I'm not sure what the standard says about struct copies, but I know that 
most compilers do struct copies by just copying the raw bytes for the 
size of the structure, and don't copy each field using the type of the 
field. so replacing the struct copy with a memcpy would not make a 
functional difference.

John

On 11/9/2022 12:25 PM, Tom Lane via tz wrote:
> Paul Eggert via tz <tz at iana.org> writes:
>> For example, see the following behavior observed on Fedora 36 x86-64.

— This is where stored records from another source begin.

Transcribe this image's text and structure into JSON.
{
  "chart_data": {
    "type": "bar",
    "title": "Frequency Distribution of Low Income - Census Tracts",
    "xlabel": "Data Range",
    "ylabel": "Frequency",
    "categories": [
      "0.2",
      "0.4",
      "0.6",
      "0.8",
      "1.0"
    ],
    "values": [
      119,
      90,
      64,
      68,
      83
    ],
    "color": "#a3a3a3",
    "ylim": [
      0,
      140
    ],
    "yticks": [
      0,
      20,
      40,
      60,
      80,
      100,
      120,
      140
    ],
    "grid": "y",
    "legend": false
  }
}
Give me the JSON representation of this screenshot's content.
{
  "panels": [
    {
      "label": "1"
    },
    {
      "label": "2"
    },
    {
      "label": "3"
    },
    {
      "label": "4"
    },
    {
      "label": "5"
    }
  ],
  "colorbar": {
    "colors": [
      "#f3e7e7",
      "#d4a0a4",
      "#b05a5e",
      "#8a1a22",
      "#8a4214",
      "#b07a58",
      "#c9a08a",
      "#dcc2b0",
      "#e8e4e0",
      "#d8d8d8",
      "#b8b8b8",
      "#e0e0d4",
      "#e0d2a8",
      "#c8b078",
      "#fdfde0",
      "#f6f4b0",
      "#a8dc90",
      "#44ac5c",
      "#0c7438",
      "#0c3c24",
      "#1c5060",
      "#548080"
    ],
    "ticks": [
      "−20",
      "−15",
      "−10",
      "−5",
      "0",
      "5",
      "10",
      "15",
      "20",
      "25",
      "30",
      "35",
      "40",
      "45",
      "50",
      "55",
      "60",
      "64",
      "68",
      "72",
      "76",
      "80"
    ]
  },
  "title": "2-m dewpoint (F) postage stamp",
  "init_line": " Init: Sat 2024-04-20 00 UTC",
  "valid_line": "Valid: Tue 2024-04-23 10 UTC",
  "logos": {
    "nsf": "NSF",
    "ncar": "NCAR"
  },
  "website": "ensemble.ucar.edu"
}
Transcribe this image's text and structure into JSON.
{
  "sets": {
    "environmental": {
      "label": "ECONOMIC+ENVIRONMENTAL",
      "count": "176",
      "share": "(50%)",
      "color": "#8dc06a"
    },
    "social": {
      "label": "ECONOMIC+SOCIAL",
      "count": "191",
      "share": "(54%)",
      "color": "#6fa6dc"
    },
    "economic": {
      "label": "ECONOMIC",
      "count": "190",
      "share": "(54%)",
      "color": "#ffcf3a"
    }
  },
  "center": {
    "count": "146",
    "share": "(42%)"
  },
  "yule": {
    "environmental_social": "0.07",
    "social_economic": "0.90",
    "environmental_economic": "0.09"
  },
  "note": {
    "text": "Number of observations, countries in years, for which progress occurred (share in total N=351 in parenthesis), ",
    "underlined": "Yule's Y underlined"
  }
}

>> Although the C standard says this program is OK, Valgrind says it's not.
>>     int main (void)
>>     {
>>       int y;
>>       memcpy (&x, &y, sizeof x);
>>       return x ? 27 : 49;
>>     }
> I think you are misinterpreting what Valgrind does, too.  It does not
> complain about that memcpy.  What it does during the memcpy is to copy
> its defined-ness status for the bytes of y to the bytes of x.  Then
> it complains when you use the now-known-undefined value of x in the
> return statement.  So in the case in strftime(), Valgrind would only
> complain if mktime() actually tried to use any fields that had not
> been initialized by the caller of strftime().  Which is just what
> one would want.
>
> So AFAICS, both Valgrind and the letter of the C standard agree that
> using memcpy to copy the tm struct will be fine.  With the additional
> datum that nobody has complained about this code in decades, I can't
> see an argument for writing longer and more fragile code as a
> substitute for a full-struct copy.